But that also implies that the page cache can handle up to order-8 without
CONFIG_TRANSPARENT_HUGEPAGE so sounds like there isn't a dependcy on
CONFIG_TRANSPARENT_HUGEPAGE in this respect?


> 
> That's my point: we already do that.
> 
> The largest block size we support is 64kB and that's way smaller
> than PMD_SIZE on all platforms and we always check for bs > ps 
> support at mount time when the filesystem bs > ps.
> 
> Hence we're never going to set the min value to anything unsupported
> unless someone makes a massive programming mistake. At which point,
> we want a *hard, immediate fail* so the developer notices their
> mistake immediately. All filesystems and block devices need to
> behave this way so the limits should be encoded as asserts in the
> function to trigger such behaviour.
> 
>> If the device is
>> asking for a blocksize > PAGE_SIZE and CONFIG_TRANSPARENT_HUGEPAGE is
>> not set, you should also decline to mount the filesystem.
> 
> What does CONFIG_TRANSPARENT_HUGEPAGE have to do with filesystems
> being able to use large folios?
> 
> If that's an actual dependency of using large folios, then we're at
> the point where the mm side of large folios needs to be divorced
> from CONFIG_TRANSPARENT_HUGEPAGE and always supported.

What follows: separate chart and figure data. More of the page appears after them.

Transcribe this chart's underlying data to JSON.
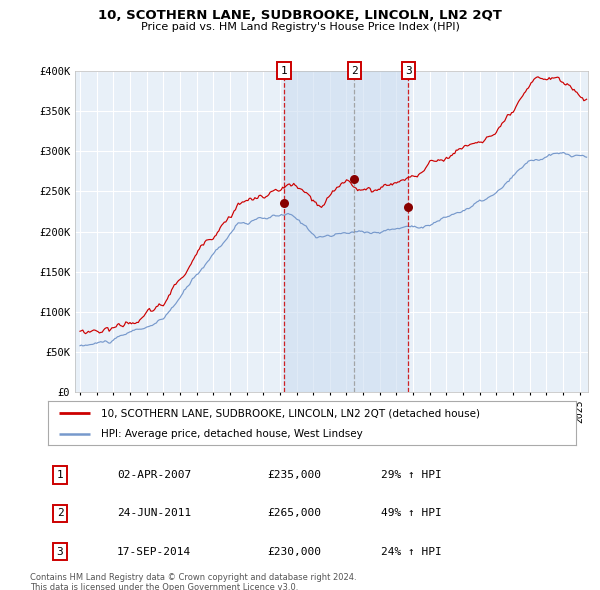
{
  "title": "10, SCOTHERN LANE, SUDBROOKE, LINCOLN, LN2 2QT",
  "subtitle": "Price paid vs. HM Land Registry's House Price Index (HPI)",
  "ylim": [
    0,
    400000
  ],
  "yticks": [
    0,
    50000,
    100000,
    150000,
    200000,
    250000,
    300000,
    350000,
    400000
  ],
  "ytick_labels": [
    "£0",
    "£50K",
    "£100K",
    "£150K",
    "£200K",
    "£250K",
    "£300K",
    "£350K",
    "£400K"
  ],
  "xlim_start": 1994.7,
  "xlim_end": 2025.5,
  "sale_dates": [
    2007.25,
    2011.47,
    2014.72
  ],
  "sale_prices": [
    235000,
    265000,
    230000
  ],
  "sale_labels": [
    "1",
    "2",
    "3"
  ],
  "sale_table": [
    [
      "1",
      "02-APR-2007",
      "£235,000",
      "29% ↑ HPI"
    ],
    [
      "2",
      "24-JUN-2011",
      "£265,000",
      "49% ↑ HPI"
    ],
    [
      "3",
      "17-SEP-2014",
      "£230,000",
      "24% ↑ HPI"
    ]
  ],
  "legend_line1": "10, SCOTHERN LANE, SUDBROOKE, LINCOLN, LN2 2QT (detached house)",
  "legend_line2": "HPI: Average price, detached house, West Lindsey",
  "footer1": "Contains HM Land Registry data © Crown copyright and database right 2024.",
  "footer2": "This data is licensed under the Open Government Licence v3.0.",
  "line_color_property": "#cc0000",
  "line_color_hpi": "#7799cc",
  "plot_bg": "#e8f0f8",
  "grid_color": "#ffffff",
  "sale_marker_color": "#880000",
  "shade_color": "#ccddf0"
}
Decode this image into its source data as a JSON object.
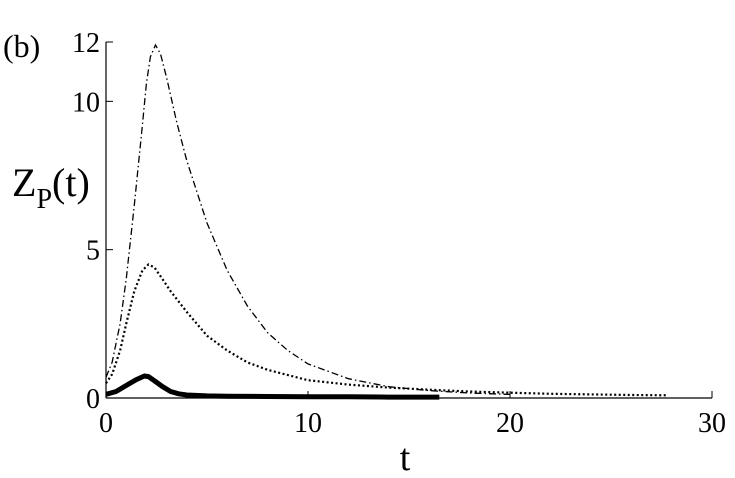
{
  "panel_label": "(b)",
  "chart_data": {
    "type": "line",
    "title": "",
    "xlabel": "t",
    "ylabel": "Z_P(t)",
    "xlim": [
      0,
      30
    ],
    "ylim": [
      0,
      12
    ],
    "xticks": [
      0,
      10,
      20,
      30
    ],
    "yticks": [
      0,
      5,
      10,
      12
    ],
    "grid": false,
    "legend": "none",
    "series": [
      {
        "style": "dash-dot",
        "x": [
          0,
          0.3,
          0.7,
          1.0,
          1.4,
          1.8,
          2.0,
          2.2,
          2.45,
          2.7,
          3.0,
          3.5,
          4.0,
          5.0,
          6.0,
          7.0,
          8.0,
          9.0,
          10.0,
          12.0,
          14.0,
          16.0,
          18.0,
          20.0
        ],
        "y": [
          0.7,
          1.2,
          2.5,
          4.0,
          6.5,
          9.2,
          10.6,
          11.5,
          11.9,
          11.6,
          10.8,
          9.3,
          8.0,
          5.9,
          4.3,
          3.1,
          2.2,
          1.6,
          1.15,
          0.65,
          0.38,
          0.25,
          0.17,
          0.12
        ]
      },
      {
        "style": "dotted",
        "x": [
          0,
          0.3,
          0.7,
          1.0,
          1.4,
          1.8,
          2.1,
          2.4,
          2.8,
          3.2,
          4.0,
          5.0,
          6.0,
          7.0,
          8.0,
          10.0,
          12.0,
          14.0,
          16.0,
          18.0,
          20.0,
          22.0,
          24.0,
          26.0,
          27.8
        ],
        "y": [
          0.5,
          0.8,
          1.6,
          2.5,
          3.6,
          4.3,
          4.5,
          4.4,
          4.0,
          3.6,
          2.9,
          2.1,
          1.6,
          1.2,
          0.95,
          0.6,
          0.45,
          0.35,
          0.28,
          0.22,
          0.18,
          0.14,
          0.12,
          0.1,
          0.09
        ]
      },
      {
        "style": "solid-thick",
        "x": [
          0,
          0.5,
          1.0,
          1.5,
          1.9,
          2.1,
          2.4,
          2.8,
          3.2,
          3.6,
          4.0,
          5.0,
          6.0,
          8.0,
          10.0,
          12.0,
          14.0,
          16.5
        ],
        "y": [
          0.12,
          0.22,
          0.42,
          0.62,
          0.74,
          0.72,
          0.58,
          0.38,
          0.22,
          0.14,
          0.1,
          0.07,
          0.06,
          0.05,
          0.04,
          0.04,
          0.03,
          0.03
        ]
      }
    ]
  }
}
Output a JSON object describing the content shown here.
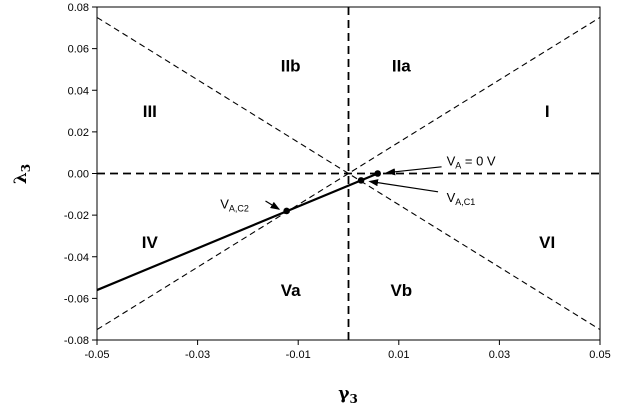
{
  "chart_data": {
    "type": "line",
    "title": "",
    "xlabel": "γ3",
    "ylabel": "λ3",
    "xlim": [
      -0.05,
      0.05
    ],
    "ylim": [
      -0.08,
      0.08
    ],
    "grid": false,
    "x_ticks": [
      "-0.05",
      "-0.03",
      "-0.01",
      "0.01",
      "0.03",
      "0.05"
    ],
    "x_tick_values": [
      -0.05,
      -0.03,
      -0.01,
      0.01,
      0.03,
      0.05
    ],
    "y_ticks": [
      "0.08",
      "0.06",
      "0.04",
      "0.02",
      "0.00",
      "-0.02",
      "-0.04",
      "-0.06",
      "-0.08"
    ],
    "y_tick_values": [
      0.08,
      0.06,
      0.04,
      0.02,
      0.0,
      -0.02,
      -0.04,
      -0.06,
      -0.08
    ],
    "dashed_lines": [
      {
        "x": [
          -0.05,
          0.05
        ],
        "y": [
          0.075,
          -0.075
        ]
      },
      {
        "x": [
          -0.05,
          0.05
        ],
        "y": [
          -0.075,
          0.075
        ]
      },
      {
        "x": [
          -0.05,
          0.05
        ],
        "y": [
          0.0,
          0.0
        ]
      },
      {
        "x": [
          0.0,
          0.0
        ],
        "y": [
          -0.08,
          0.08
        ]
      }
    ],
    "solid_line": {
      "x": [
        -0.05,
        0.0058
      ],
      "y": [
        -0.056,
        0.0
      ]
    },
    "points": [
      {
        "x": 0.0058,
        "y": 0.0
      },
      {
        "x": 0.0025,
        "y": -0.0033
      },
      {
        "x": -0.0123,
        "y": -0.018
      }
    ],
    "regions": [
      {
        "label": "IIb",
        "x": -0.0115,
        "y": 0.052
      },
      {
        "label": "IIa",
        "x": 0.0105,
        "y": 0.052
      },
      {
        "label": "III",
        "x": -0.0395,
        "y": 0.03
      },
      {
        "label": "I",
        "x": 0.0395,
        "y": 0.03
      },
      {
        "label": "IV",
        "x": -0.0395,
        "y": -0.033
      },
      {
        "label": "VI",
        "x": 0.0395,
        "y": -0.033
      },
      {
        "label": "Va",
        "x": -0.0115,
        "y": -0.056
      },
      {
        "label": "Vb",
        "x": 0.0105,
        "y": -0.056
      }
    ],
    "annotations": [
      {
        "main": "V",
        "sub": "A",
        "rest": " = 0 V",
        "text_x": 0.0195,
        "text_y": 0.0062,
        "arrow_from_x": 0.0185,
        "arrow_from_y": 0.0032,
        "arrow_to_x": 0.0076,
        "arrow_to_y": 0.0004
      },
      {
        "main": "V",
        "sub": "A,C1",
        "rest": "",
        "text_x": 0.0195,
        "text_y": -0.0112,
        "arrow_from_x": 0.0178,
        "arrow_from_y": -0.0088,
        "arrow_to_x": 0.0042,
        "arrow_to_y": -0.0038
      },
      {
        "main": "V",
        "sub": "A,C2",
        "rest": "",
        "text_x": -0.0255,
        "text_y": -0.0145,
        "arrow_from_x": -0.0165,
        "arrow_from_y": -0.0132,
        "arrow_to_x": -0.0138,
        "arrow_to_y": -0.0172
      }
    ]
  }
}
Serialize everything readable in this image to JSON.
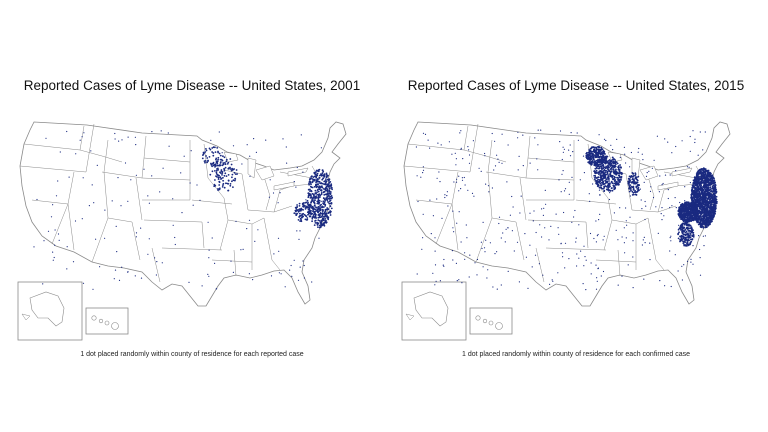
{
  "colors": {
    "dot": "#1a2a80",
    "border": "#8a8a8a",
    "background": "#ffffff"
  },
  "maps": [
    {
      "title": "Reported Cases of Lyme Disease -- United States, 2001",
      "caption": "1 dot placed randomly within county of residence for each reported case",
      "year": 2001
    },
    {
      "title": "Reported Cases of Lyme Disease -- United States, 2015",
      "caption": "1 dot placed randomly within county of residence for each confirmed case",
      "year": 2015
    }
  ]
}
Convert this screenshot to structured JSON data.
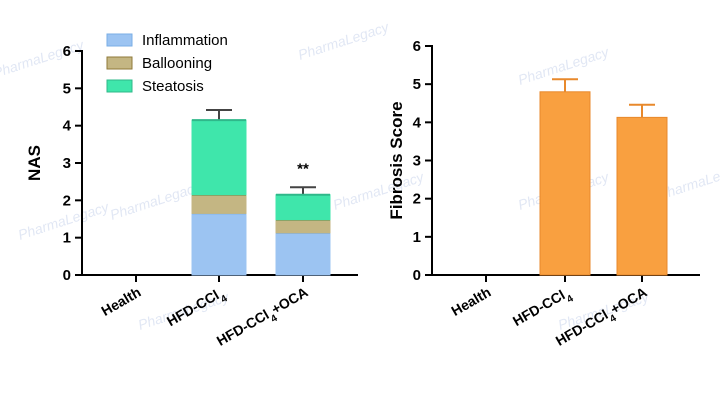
{
  "chart_data": [
    {
      "type": "bar",
      "stacked": true,
      "ylabel": "NAS",
      "xlabel": "",
      "ylim": [
        0,
        6
      ],
      "yticks": [
        0,
        1,
        2,
        3,
        4,
        5,
        6
      ],
      "categories": [
        "Health",
        "HFD-CCl4",
        "HFD-CCl4+OCA"
      ],
      "series": [
        {
          "name": "Inflammation",
          "color": "#9cc4f2",
          "values": [
            0,
            1.65,
            1.13
          ],
          "errors": [
            0,
            0,
            0
          ]
        },
        {
          "name": "Ballooning",
          "color": "#c4b683",
          "values": [
            0,
            0.5,
            0.35
          ],
          "errors": [
            0,
            0.22,
            0.2
          ]
        },
        {
          "name": "Steatosis",
          "color": "#3fe6ab",
          "values": [
            0,
            2.0,
            0.67
          ],
          "errors": [
            0,
            0.27,
            0.2
          ]
        }
      ],
      "annotations": [
        {
          "category": "HFD-CCl4+OCA",
          "text": "**"
        }
      ],
      "legend": "top-left"
    },
    {
      "type": "bar",
      "ylabel": "Fibrosis Score",
      "xlabel": "",
      "ylim": [
        0,
        6
      ],
      "yticks": [
        0,
        1,
        2,
        3,
        4,
        5,
        6
      ],
      "categories": [
        "Health",
        "HFD-CCl4",
        "HFD-CCl4+OCA"
      ],
      "series": [
        {
          "name": "Fibrosis Score",
          "color": "#f9a040",
          "values": [
            0,
            4.8,
            4.13
          ],
          "errors": [
            0,
            0.33,
            0.33
          ]
        }
      ]
    }
  ],
  "watermark": {
    "text": "PharmaLegacy"
  }
}
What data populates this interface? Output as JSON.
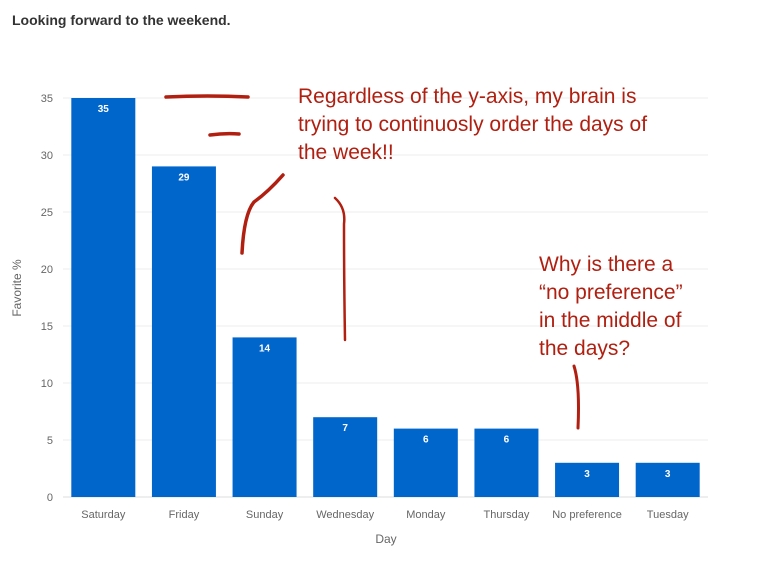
{
  "title": "Looking forward to the weekend.",
  "chart_data": {
    "type": "bar",
    "categories": [
      "Saturday",
      "Friday",
      "Sunday",
      "Wednesday",
      "Monday",
      "Thursday",
      "No preference",
      "Tuesday"
    ],
    "values": [
      35,
      29,
      14,
      7,
      6,
      6,
      3,
      3
    ],
    "xlabel": "Day",
    "ylabel": "Favorite %",
    "ylim": [
      0,
      35
    ],
    "yticks": [
      0,
      5,
      10,
      15,
      20,
      25,
      30,
      35
    ],
    "grid": true,
    "bar_color": "#0066cc"
  },
  "annotations": {
    "note1": "Regardless of the y-axis, my brain is\ntrying to continuosly order the days of\nthe week!!",
    "note2": "Why is there a\n“no preference”\nin the middle of\nthe days?",
    "color": "#b01f10"
  }
}
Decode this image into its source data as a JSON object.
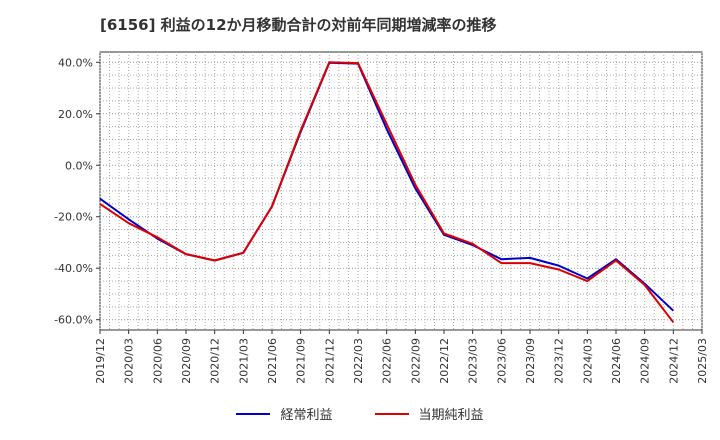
{
  "chart_data": {
    "type": "line",
    "title": "[6156]  利益の12か月移動合計の対前年同期増減率の推移",
    "xlabel": "",
    "ylabel": "",
    "ylim": [
      -64,
      44
    ],
    "yticks": [
      40,
      20,
      0,
      -20,
      -40,
      -60
    ],
    "ytick_labels": [
      "40.0%",
      "20.0%",
      "0.0%",
      "-20.0%",
      "-40.0%",
      "-60.0%"
    ],
    "xtick_labels": [
      "2019/12",
      "2020/03",
      "2020/06",
      "2020/09",
      "2020/12",
      "2021/03",
      "2021/06",
      "2021/09",
      "2021/12",
      "2022/03",
      "2022/06",
      "2022/09",
      "2022/12",
      "2023/03",
      "2023/06",
      "2023/09",
      "2023/12",
      "2024/03",
      "2024/06",
      "2024/09",
      "2024/12",
      "2025/03"
    ],
    "grid": true,
    "series": [
      {
        "name": "経常利益",
        "color": "#0000cc",
        "values": [
          -13,
          -21,
          -28.5,
          -34.5,
          -37,
          -34,
          -16,
          13,
          39.8,
          39.5,
          14,
          -9,
          -27,
          -31,
          -36.5,
          -36,
          -39,
          -44,
          -36.5,
          -46,
          -56.5
        ]
      },
      {
        "name": "当期純利益",
        "color": "#dd0000",
        "values": [
          -15,
          -22.5,
          -28,
          -34.5,
          -37,
          -34,
          -16,
          13.5,
          40,
          39.7,
          16,
          -7.5,
          -26.5,
          -30.5,
          -38,
          -38,
          -40.5,
          -45,
          -37,
          -46.5,
          -61
        ]
      }
    ]
  },
  "legend": {
    "series1": "経常利益",
    "series2": "当期純利益"
  }
}
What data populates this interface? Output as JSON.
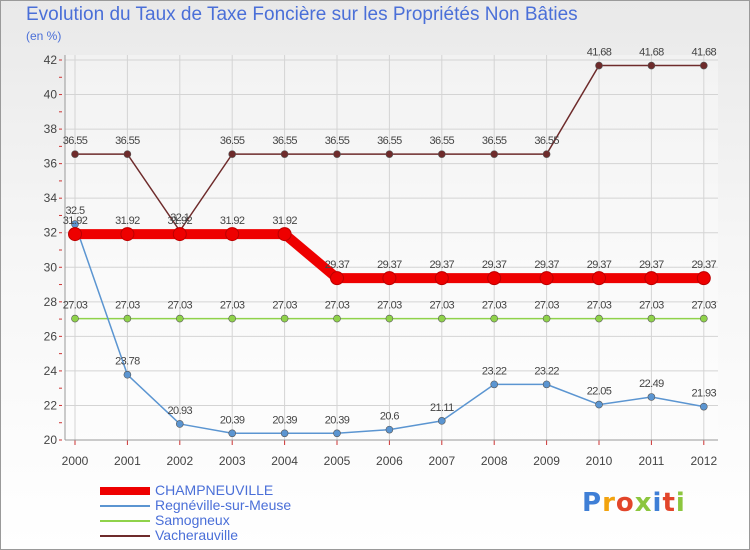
{
  "title": "Evolution du Taux de Taxe Foncière sur les Propriétés Non Bâties",
  "subtitle": "(en %)",
  "logo": "Proxiti",
  "chart_data": {
    "type": "line",
    "title": "Evolution du Taux de Taxe Foncière sur les Propriétés Non Bâties",
    "ylabel": "(en %)",
    "xlabel": "",
    "ylim": [
      20,
      42
    ],
    "yticks": [
      20,
      22,
      24,
      26,
      28,
      30,
      32,
      34,
      36,
      38,
      40,
      42
    ],
    "x": [
      "2000",
      "2001",
      "2002",
      "2003",
      "2004",
      "2005",
      "2006",
      "2007",
      "2008",
      "2009",
      "2010",
      "2011",
      "2012"
    ],
    "series": [
      {
        "name": "Vacherauville",
        "color": "#6e2b2b",
        "values": [
          36.55,
          36.55,
          32.1,
          36.55,
          36.55,
          36.55,
          36.55,
          36.55,
          36.55,
          36.55,
          41.68,
          41.68,
          41.68
        ],
        "labels": [
          "36.55",
          "36.55",
          "32.1",
          "36.55",
          "36.55",
          "36.55",
          "36.55",
          "36.55",
          "36.55",
          "36.55",
          "41.68",
          "41.68",
          "41.68"
        ]
      },
      {
        "name": "Samogneux",
        "color": "#8fd24a",
        "values": [
          27.03,
          27.03,
          27.03,
          27.03,
          27.03,
          27.03,
          27.03,
          27.03,
          27.03,
          27.03,
          27.03,
          27.03,
          27.03
        ],
        "labels": [
          "27.03",
          "27.03",
          "27.03",
          "27.03",
          "27.03",
          "27.03",
          "27.03",
          "27.03",
          "27.03",
          "27.03",
          "27.03",
          "27.03",
          "27.03"
        ]
      },
      {
        "name": "Regnéville-sur-Meuse",
        "color": "#5b95d1",
        "values": [
          32.5,
          23.78,
          20.93,
          20.39,
          20.39,
          20.39,
          20.6,
          21.11,
          23.22,
          23.22,
          22.05,
          22.49,
          21.93
        ],
        "labels": [
          "32.5",
          "23.78",
          "20.93",
          "20.39",
          "20.39",
          "20.39",
          "20.6",
          "21.11",
          "23.22",
          "23.22",
          "22.05",
          "22.49",
          "21.93"
        ]
      },
      {
        "name": "CHAMPNEUVILLE",
        "color": "#ee0000",
        "values": [
          31.92,
          31.92,
          31.92,
          31.92,
          31.92,
          29.37,
          29.37,
          29.37,
          29.37,
          29.37,
          29.37,
          29.37,
          29.37
        ],
        "labels": [
          "31.92",
          "31.92",
          "31.92",
          "31.92",
          "31.92",
          "29.37",
          "29.37",
          "29.37",
          "29.37",
          "29.37",
          "29.37",
          "29.37",
          "29.37"
        ]
      }
    ],
    "legend": [
      "CHAMPNEUVILLE",
      "Regnéville-sur-Meuse",
      "Samogneux",
      "Vacherauville"
    ],
    "legend_position": "bottom-left"
  }
}
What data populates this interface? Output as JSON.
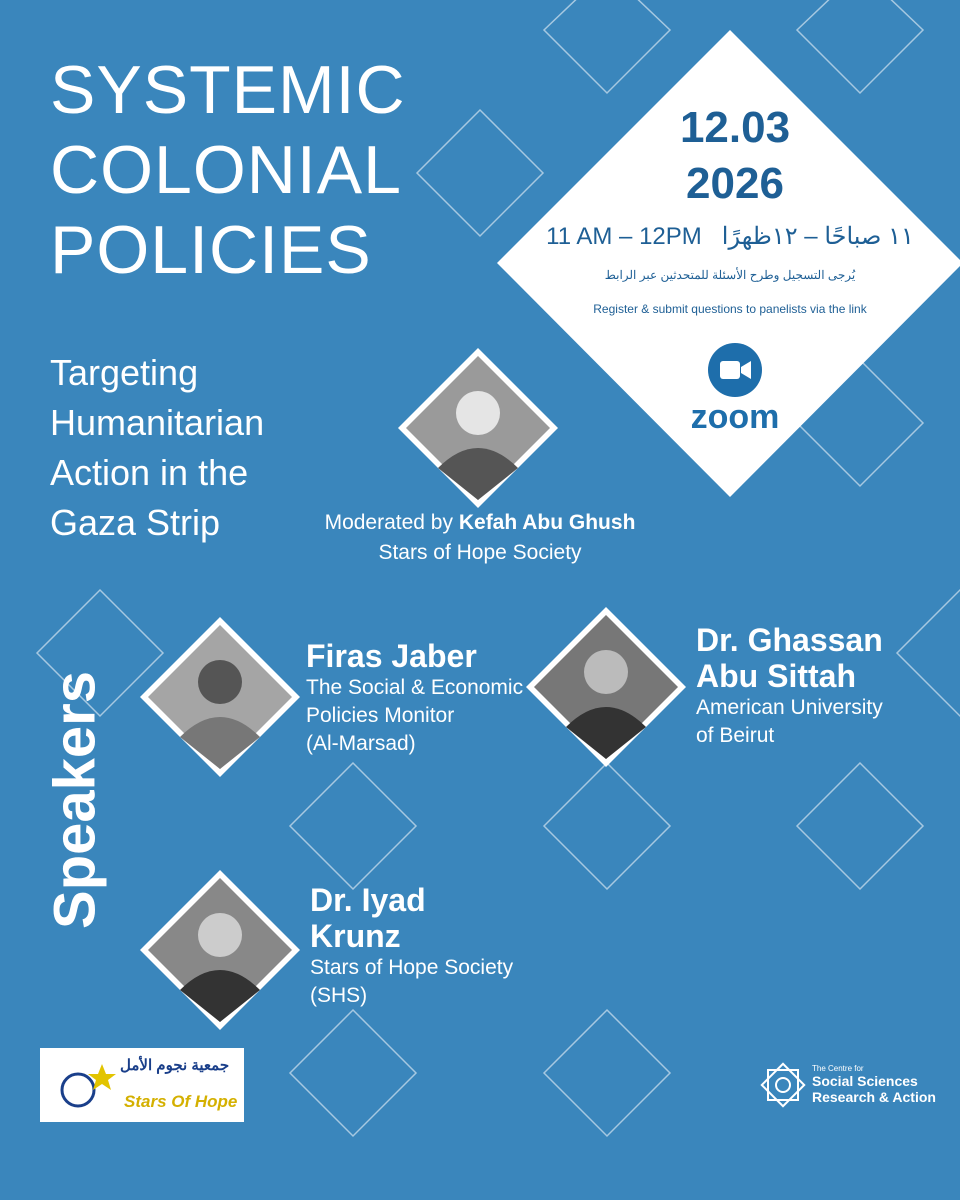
{
  "title": [
    "SYSTEMIC",
    "COLONIAL",
    "POLICIES"
  ],
  "subtitle": [
    "Targeting",
    "Humanitarian",
    "Action in the",
    "Gaza Strip"
  ],
  "event": {
    "date": "12.03",
    "year": "2026",
    "time": "11 AM – 12PM",
    "time_arabic": "١١ صباحًا – ١٢ظهرًا",
    "register_arabic": "يُرجى التسجيل وطرح الأسئلة للمتحدثين عبر الرابط",
    "register": "Register & submit questions to panelists via the link",
    "platform": "zoom"
  },
  "moderator": {
    "prefix": "Moderated by",
    "name": "Kefah Abu Ghush",
    "affiliation": "Stars of Hope Society"
  },
  "speakers_label": "Speakers",
  "speakers": [
    {
      "name": [
        "Firas Jaber"
      ],
      "affiliation": [
        "The Social & Economic",
        "Policies Monitor",
        "(Al-Marsad)"
      ]
    },
    {
      "name": [
        "Dr. Ghassan",
        "Abu Sittah"
      ],
      "affiliation": [
        "American University",
        "of Beirut"
      ]
    },
    {
      "name": [
        "Dr. Iyad",
        "Krunz"
      ],
      "affiliation": [
        "Stars of Hope Society",
        "(SHS)"
      ]
    }
  ],
  "logos": {
    "stars_of_hope": [
      "جمعية نجوم الأمل",
      "Stars Of Hope"
    ],
    "centre": [
      "The Centre for",
      "Social Sciences",
      "Research & Action"
    ]
  }
}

> Alternatively, CONFIG_TRANSPARENT_HUGEPAGE needs to selected by the
> block layer and also every filesystem that wants to support
> sector/blocks sizes larger than PAGE_SIZE.  IOWs, large folio
> support needs to *always* be enabled on systems that say
> CONFIG_BLOCK=y.
> 
> I'd much prefer the former occurs, because making the block layer
> and filesystems dependent on an mm feature they don't actually use
> is kinda weird...
> 
> -Dave.
>